Aquaporin-3 water channel localization and regulation in rat
kidney.
Ecelbarger, Carolyn A., James Terris, Gustavo Frindt, Miriam
Echevarria, David Marples, Soren Nielsen, and Mark A. Knepper.
Laboratory of Kidney and Electrolyte Metabolism, National Heart,
Lung and Blood Institute, National Institutes of Health, Bethesda, MD
20892, Department of Physiology and Biophysics, Cornell University
Medical College, 1300 York Avenue, New York, NY 10021, Department of
Cell Biology, Institute of Anatomy, University of Aarhus, DK-8000
Aarhus, Denmark
APStracts 2:0090F, 1995.
The aquaporins are a family of water channels expressed in several
water-transporting tissues including the kidney. We have used a
peptide-derived affinity-purified polyclonal antibody to aquaporin-3
(AQP-3), to investigate its localization and regulation in the
kidney. Immunoblotting experiments showed expression in both renal
cortex and medulla with greatest expression in the base of the inner
medulla. Subcellular fractionation of membranes using progressively
higher centrifugation speeds revealed that AQP-3 is present
predominantly in the 4,000 Xg and 17,000 Xg pellets and, in contrast
to AQP-2, is virtually absent from the high-speed (200,000 Xg) pellet
that contains small intracellular vesicles. Immunocytochemistry and
immunofluorescence studies revealed that labeling is restricted to
the cortical, outer medullary and inner medullary collecting ducts.

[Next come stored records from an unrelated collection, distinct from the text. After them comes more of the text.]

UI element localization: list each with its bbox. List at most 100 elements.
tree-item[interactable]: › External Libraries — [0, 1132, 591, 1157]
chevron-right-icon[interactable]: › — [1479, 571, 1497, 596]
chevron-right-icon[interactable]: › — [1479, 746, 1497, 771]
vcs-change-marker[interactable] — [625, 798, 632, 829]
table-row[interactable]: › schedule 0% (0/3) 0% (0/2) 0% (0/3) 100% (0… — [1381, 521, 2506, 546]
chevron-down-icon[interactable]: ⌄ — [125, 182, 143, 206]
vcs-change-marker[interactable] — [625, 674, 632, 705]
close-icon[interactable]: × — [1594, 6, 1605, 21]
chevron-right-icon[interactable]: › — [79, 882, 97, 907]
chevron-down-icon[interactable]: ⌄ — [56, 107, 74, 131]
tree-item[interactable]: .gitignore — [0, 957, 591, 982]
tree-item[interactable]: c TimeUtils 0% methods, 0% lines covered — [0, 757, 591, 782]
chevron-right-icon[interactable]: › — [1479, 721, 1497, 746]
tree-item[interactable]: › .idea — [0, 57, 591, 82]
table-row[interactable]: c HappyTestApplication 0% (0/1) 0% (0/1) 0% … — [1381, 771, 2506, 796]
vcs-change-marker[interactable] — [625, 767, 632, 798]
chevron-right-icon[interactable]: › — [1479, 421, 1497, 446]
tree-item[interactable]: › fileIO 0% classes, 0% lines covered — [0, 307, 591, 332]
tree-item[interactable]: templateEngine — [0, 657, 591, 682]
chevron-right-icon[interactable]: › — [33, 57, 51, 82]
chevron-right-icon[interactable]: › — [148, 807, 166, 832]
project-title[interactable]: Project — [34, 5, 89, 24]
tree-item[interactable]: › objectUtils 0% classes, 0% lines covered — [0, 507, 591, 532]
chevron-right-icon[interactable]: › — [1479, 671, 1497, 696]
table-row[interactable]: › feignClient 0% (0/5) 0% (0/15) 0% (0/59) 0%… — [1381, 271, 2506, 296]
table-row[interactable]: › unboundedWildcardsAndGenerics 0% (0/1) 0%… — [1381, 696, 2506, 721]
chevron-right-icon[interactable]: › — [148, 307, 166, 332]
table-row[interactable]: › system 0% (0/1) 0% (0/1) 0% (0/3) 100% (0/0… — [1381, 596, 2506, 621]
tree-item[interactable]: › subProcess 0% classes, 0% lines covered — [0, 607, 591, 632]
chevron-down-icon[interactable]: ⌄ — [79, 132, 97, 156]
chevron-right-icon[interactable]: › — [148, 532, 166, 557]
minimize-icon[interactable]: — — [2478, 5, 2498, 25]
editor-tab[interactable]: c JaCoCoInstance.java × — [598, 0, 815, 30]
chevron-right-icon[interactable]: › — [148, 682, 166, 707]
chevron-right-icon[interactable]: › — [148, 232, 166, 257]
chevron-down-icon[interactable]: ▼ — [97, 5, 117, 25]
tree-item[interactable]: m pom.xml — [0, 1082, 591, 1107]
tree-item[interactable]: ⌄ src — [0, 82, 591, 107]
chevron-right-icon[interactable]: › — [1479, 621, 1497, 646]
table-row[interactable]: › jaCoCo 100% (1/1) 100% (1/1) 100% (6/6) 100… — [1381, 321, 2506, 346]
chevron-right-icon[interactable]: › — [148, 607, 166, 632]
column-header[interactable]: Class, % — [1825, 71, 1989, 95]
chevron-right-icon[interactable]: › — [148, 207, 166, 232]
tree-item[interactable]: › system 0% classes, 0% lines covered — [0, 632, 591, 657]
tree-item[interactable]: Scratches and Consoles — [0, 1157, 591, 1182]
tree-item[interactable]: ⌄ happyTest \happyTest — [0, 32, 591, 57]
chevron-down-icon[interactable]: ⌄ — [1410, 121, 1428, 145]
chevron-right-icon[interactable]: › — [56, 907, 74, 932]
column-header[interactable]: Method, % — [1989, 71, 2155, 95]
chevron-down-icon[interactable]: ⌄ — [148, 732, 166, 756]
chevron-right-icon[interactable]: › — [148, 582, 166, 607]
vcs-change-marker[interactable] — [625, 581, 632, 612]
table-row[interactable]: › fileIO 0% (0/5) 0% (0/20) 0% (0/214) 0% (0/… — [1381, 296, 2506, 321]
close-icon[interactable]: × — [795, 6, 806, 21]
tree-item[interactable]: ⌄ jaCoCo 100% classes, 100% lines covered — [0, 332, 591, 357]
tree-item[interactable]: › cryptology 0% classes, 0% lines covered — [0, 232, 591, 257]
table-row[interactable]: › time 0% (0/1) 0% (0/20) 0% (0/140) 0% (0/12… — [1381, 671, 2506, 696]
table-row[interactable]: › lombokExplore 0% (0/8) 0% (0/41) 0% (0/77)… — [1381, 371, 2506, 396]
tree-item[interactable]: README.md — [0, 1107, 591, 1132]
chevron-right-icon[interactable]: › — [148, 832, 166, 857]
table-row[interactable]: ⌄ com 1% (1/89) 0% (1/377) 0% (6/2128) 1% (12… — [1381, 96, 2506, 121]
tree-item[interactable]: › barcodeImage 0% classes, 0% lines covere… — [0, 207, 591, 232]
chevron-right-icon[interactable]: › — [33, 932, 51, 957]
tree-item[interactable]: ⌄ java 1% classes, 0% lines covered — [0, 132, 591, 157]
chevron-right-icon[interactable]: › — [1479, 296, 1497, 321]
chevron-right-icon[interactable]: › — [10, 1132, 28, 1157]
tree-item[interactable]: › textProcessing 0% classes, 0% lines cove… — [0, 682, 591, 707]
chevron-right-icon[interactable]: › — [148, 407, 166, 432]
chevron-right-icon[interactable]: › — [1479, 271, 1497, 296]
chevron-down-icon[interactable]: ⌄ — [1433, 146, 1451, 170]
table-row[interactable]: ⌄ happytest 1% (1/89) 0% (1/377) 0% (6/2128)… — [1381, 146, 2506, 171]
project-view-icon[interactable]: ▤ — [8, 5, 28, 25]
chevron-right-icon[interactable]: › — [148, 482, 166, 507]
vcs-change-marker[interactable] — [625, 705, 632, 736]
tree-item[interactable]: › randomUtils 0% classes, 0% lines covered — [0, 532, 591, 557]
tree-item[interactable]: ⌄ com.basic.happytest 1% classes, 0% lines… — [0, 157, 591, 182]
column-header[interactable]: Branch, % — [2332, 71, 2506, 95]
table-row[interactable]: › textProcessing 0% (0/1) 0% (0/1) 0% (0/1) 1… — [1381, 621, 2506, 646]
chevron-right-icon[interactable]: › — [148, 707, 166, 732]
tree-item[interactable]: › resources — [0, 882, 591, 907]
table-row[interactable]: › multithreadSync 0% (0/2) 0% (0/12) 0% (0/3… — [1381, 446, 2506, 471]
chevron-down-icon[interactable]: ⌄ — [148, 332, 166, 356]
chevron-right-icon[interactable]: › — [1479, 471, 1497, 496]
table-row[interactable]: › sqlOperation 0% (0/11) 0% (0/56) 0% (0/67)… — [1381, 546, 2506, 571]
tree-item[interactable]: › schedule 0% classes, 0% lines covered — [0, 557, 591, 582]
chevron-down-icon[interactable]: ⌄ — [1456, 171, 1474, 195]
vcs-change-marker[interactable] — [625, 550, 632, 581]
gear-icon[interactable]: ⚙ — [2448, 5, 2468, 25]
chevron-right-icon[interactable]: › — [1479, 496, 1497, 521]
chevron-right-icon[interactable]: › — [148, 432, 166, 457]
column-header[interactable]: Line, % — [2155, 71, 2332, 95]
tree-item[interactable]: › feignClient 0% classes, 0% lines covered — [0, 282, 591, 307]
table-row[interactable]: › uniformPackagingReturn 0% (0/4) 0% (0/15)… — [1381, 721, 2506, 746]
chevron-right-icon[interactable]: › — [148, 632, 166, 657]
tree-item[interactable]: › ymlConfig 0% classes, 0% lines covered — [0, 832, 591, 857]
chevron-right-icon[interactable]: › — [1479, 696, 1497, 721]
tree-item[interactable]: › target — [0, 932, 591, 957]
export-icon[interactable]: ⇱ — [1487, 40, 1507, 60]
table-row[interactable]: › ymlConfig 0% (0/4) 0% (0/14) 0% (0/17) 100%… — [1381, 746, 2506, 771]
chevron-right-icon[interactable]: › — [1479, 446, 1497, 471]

Within the collecting duct, principal cells were labeled, whereas
intercalated cells were unlabeled. Consistent with previous
immunofluorescence studies [11,15], the labeling was confined to the
basolateral domain. Immuno-electron microscopy, using the immunogold
technique in ultrathin cryosections, demonstrated a predominant
labeling of the basolateral plasma membranes. In contrast to previous
findings with AQP-2, there was only limited AQP-3 labeling of
intracellular vesicles, suggesting that this water channel is not
regulated acutely through vesicular trafficking. Immunoblotting
studies revealed that thirsting of rats for 48 hours approximately
doubled the amount of AQP-3 protein in the inner medulla. These
studies are consistent with a role for AQP-3 in osmotically-driven
water absorption across the collecting duct epithelium and suggest
that the expression of AQP-3 is regulated on a long-term basis.
Received 20 March 1995; accepted in final form 19 May 1995.
APS Manuscript Number F95-5.
Article publication pending Am. J. Physiol. (Renal Fluid Electrolyte
Physiology).
ISSN 1080-4757 Copyright 1995 The American Physiological Society.
Published in APStracts on 30 May 1995.